The God of the Israelites is omniscient and omnipotent and the guardian of the Israelite people. Why would the Almighty have invested such time and energy saving and shepherding His chosen people just to see them slaughtered? The rabbis comment that God had already “scouted out” the land and found it to be suitable.  Moshe and the people should have known this.

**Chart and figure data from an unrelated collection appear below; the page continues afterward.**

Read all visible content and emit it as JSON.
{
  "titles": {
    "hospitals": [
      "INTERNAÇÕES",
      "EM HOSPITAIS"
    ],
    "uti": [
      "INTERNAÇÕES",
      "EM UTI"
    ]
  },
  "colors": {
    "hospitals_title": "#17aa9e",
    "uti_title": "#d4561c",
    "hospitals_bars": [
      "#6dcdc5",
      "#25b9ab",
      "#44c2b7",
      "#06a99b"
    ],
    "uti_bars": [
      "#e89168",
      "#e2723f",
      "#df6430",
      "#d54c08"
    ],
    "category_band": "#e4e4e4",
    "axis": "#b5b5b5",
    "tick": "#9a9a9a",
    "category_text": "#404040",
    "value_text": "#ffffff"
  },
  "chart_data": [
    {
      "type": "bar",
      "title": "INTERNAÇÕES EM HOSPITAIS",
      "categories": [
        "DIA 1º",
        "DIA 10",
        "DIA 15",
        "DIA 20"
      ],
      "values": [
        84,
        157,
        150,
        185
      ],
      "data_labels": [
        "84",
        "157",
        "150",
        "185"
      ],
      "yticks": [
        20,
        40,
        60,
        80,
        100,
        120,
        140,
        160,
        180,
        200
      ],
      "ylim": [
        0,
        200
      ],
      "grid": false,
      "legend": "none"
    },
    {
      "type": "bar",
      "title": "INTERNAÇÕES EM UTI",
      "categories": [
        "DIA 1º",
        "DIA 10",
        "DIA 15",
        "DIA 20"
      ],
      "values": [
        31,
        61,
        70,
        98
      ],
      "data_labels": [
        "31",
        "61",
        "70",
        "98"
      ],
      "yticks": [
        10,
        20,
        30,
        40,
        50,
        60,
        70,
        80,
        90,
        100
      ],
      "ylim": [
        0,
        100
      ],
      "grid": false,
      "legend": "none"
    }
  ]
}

This week’s haftarahJoshua, chapter 2, tells the other spy story. Joshua is now leader and sends two spies out into Jericho with the same mission as the original 12 – survey the area for conquest and make a military assessment. There they meet Rahab, a prostitute who shelters them in her home instead of turning them over to the king. When asked why she risked her life to save them she replied "I know that the Lord has given the country to you, because dread of you has fallen upon us, and all the inhabitants of the land are quaking before you. For we have heard how the Lord dried up the waters of the Sea of Reeds for you when you left Egypt, and what you did to Sichon and Og, the two Amorite kings across the Jordan, whom you doomed. When we heard about it, we lost heart, and no man had any more spirit left because of you; for the Lord your God is the only God in heaven above and on earth below.” (2:9-11)

How interesting. Rahab does the extraordinary and stands up to her king because of her faith in the God of Israel. She and “all the inhabitants of the land” have this faith not because they themselves witnessed God’s miraculous events but because they heard and believed.  The Israelite spies and B’nei Israel all witnessed  miraculous deeds yet were unable to maintain their faith.  As soon as they were challenged, their faith was challenged.

We know the endings of both stories. In Shelach Lecha, the spies return and except for Joshua and Caleb ben Jephunneh, the remaining 10 spin a hyperbolic tale claiming they will never be able to defeat those living in the land. In contrast, the two spies in Joshua return and report:  "The Lord has delivered the whole land into our power; in fact, all the inhabitants of the land are quaking before us." (Joshua 2:24). 

It boils down to a question of faith.

Questions to consider:

1. How do you define faith in your life?
2. Are you the kind of person who needs to “see it to believe it” or do you “take things on faith”? Are these positions mutually exclusive?
3. How do you think you would have behaved had you been one of the original spies? Do you think you might have been able to fight the prevailing mindset? Have you ever been in a situation that the fear or anxiety you felt overruled your common sense?